SQLTeam.com | Weblogs | Forums

Data Vault or alternative

At my company, a team is setting up a new data vault 2.0 based data system.

When it was introduced, we were presented slides that showed it would retrieve data from different internal and external sources, consolidate that data, with Master Data Management that would re-inject the cleansed data into the source data system to increase data quality. Overall the system would become the basis for all our internal and external reporting needs, even with provisions for data scientists to experiment in. It would replace our Kimball data warehouse, as a Kimball based DWH is hard to maintain and adjust to new requirements. The new data system would be agile and adjust to any change in any data source or business requirement way faster than a Kimball DWH.
That's what the PowerPoint slides claimed.

At this moment the project is a year late. A team of seven senior programmers, all certified data vault 2.0, are working on it full time. And the project has only delivered a few minor things so far. Business is frustrated because all work on the Kimball data warehouses is set on hold. They were used to get the changes they asked for delivered in a few days.

As the person who build the Kimball data warehouses has left the company today, here's my question:
I witnessed one guy who created and maintained a few Kimball data warehouses, while also working on other projects, who was successful, fast and cheap.
On the other hand I see a team that has not been very successful so far, with slow progress and that's expensive. I hear they have recurring performance and missing/duplicate data issues.

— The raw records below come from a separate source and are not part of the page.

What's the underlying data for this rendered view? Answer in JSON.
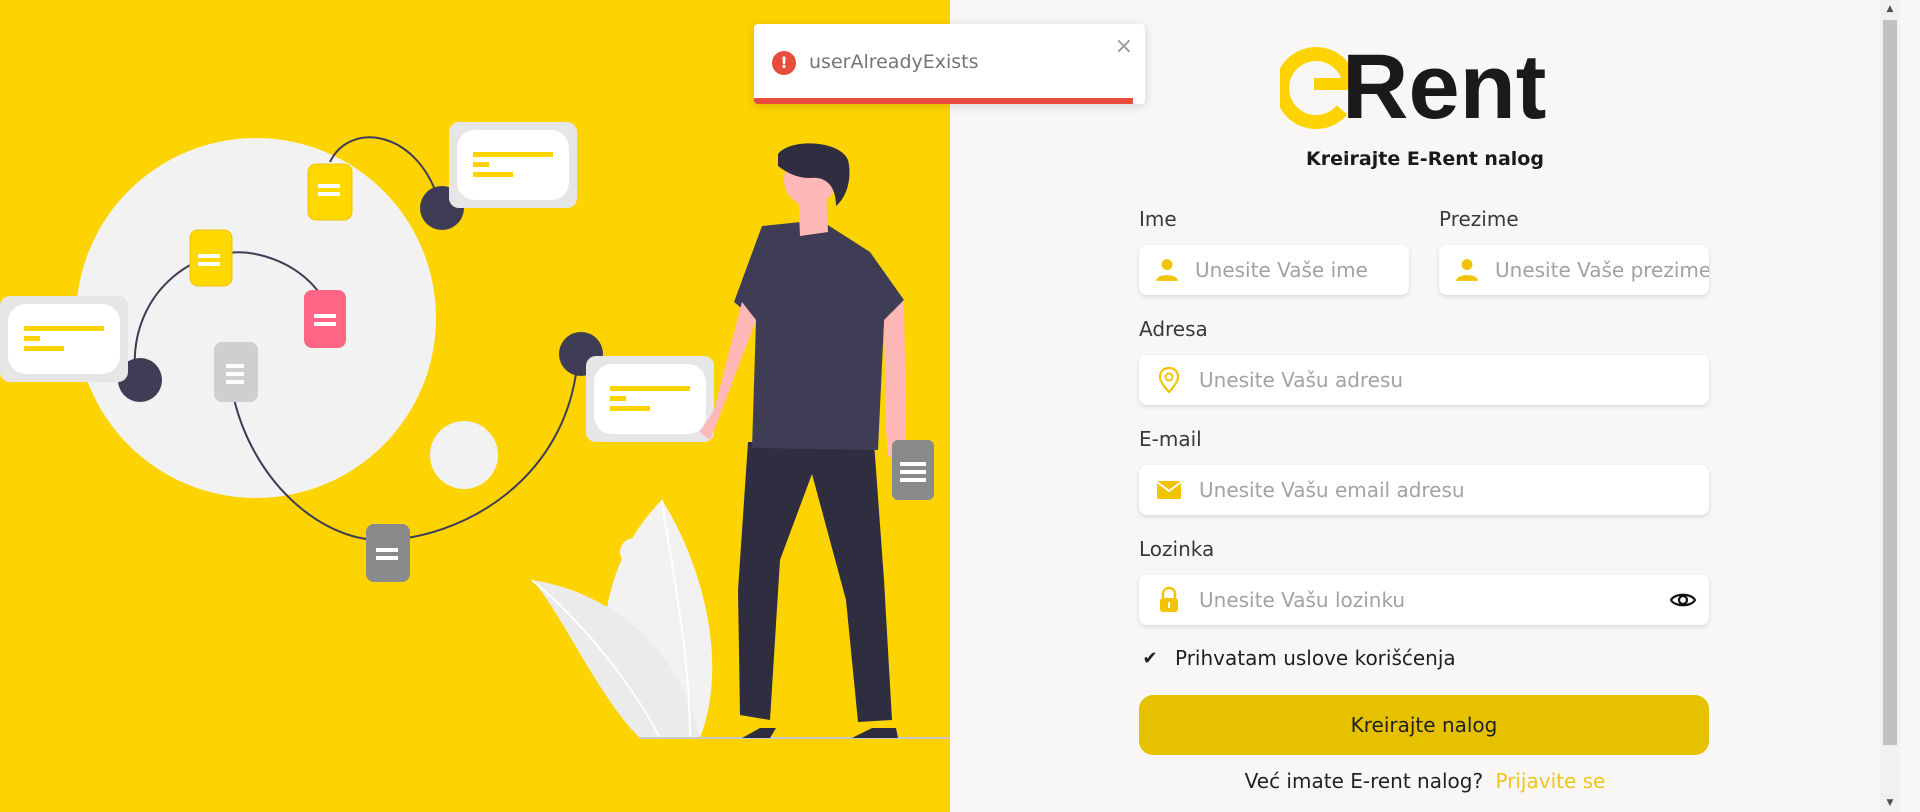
{
  "brand": {
    "logo_prefix": "e",
    "logo_suffix": "Rent",
    "accent": "#fdd402"
  },
  "form": {
    "subtitle": "Kreirajte E-Rent nalog",
    "first_name": {
      "label": "Ime",
      "placeholder": "Unesite Vaše ime",
      "icon": "user-icon"
    },
    "last_name": {
      "label": "Prezime",
      "placeholder": "Unesite Vaše prezime",
      "icon": "user-icon"
    },
    "address": {
      "label": "Adresa",
      "placeholder": "Unesite Vašu adresu",
      "icon": "map-pin-icon"
    },
    "email": {
      "label": "E-mail",
      "placeholder": "Unesite Vašu email adresu",
      "icon": "envelope-icon"
    },
    "password": {
      "label": "Lozinka",
      "placeholder": "Unesite Vašu lozinku",
      "icon": "lock-icon",
      "toggle_icon": "eye-icon"
    },
    "terms": {
      "checkmark": "✔",
      "label": "Prihvatam uslove korišćenja",
      "checked": true
    },
    "submit_label": "Kreirajte nalog",
    "footer": {
      "prompt": "Već imate E-rent nalog?",
      "link": "Prijavite se"
    }
  },
  "toast": {
    "icon": "!",
    "message": "userAlreadyExists",
    "close": "×",
    "type": "error",
    "progress": 0.97
  },
  "scrollbar": {
    "up": "▲",
    "down": "▼"
  },
  "colors": {
    "primary_yellow": "#fdd402",
    "button": "#e6c100",
    "link": "#f0c419",
    "error": "#e74c3c",
    "dark": "#3f3d56",
    "pink": "#ff6584"
  }
}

What are your thoughts on setting up a general data system that can do the things the slides promised?
All architectures promise about the same things. What works in reality?

slides are one thing reality is another. Instead of a behemoth deliverable your company should have settle for pieces of the product every few weeks. By 4th week you would have known if they were legit. You might want to rethink your relationship with them. Cut your losses. Also You are telling us their side of the failure. It takes 2 to tango. Why did the dw engineer leave today?

We have a similar situation.
I love the simplicity of the core DV model with its hubs, satellites and links. Yet at the same time it's hard to get everything done right. We face similar issues with performance and missing or duplicate data and frequent disk space expansions (but that's normal as the system stores the complete history).
You need a skilled team member to tweak your RDBMS to get decent performance.
You need good tools for automated CDC and hub, satellite and link generation.

The initial investment in time and money is definitely far higher than promised, but I'm inclined to give it a chance. Maybe we'll see the benefits once the core of the system is functioning.

So far, the Kimball DWH wins thumbs down though. In overall maintainability, speed of delivery and cost.

The development is done in sprints, agile, with prioritisation, ...

I think it took at least 4 weeks for the initial setup of the servers, communication with the business about the new roles and all the other initial things. It's not that nothing is done. I have the imprerssion a lot of time is spend solving technical problems, and not solving business problems. The business just hasn't seen the great benefits that were promised so far.

He got a job somewhere else. I can't imagine he liked the current situation.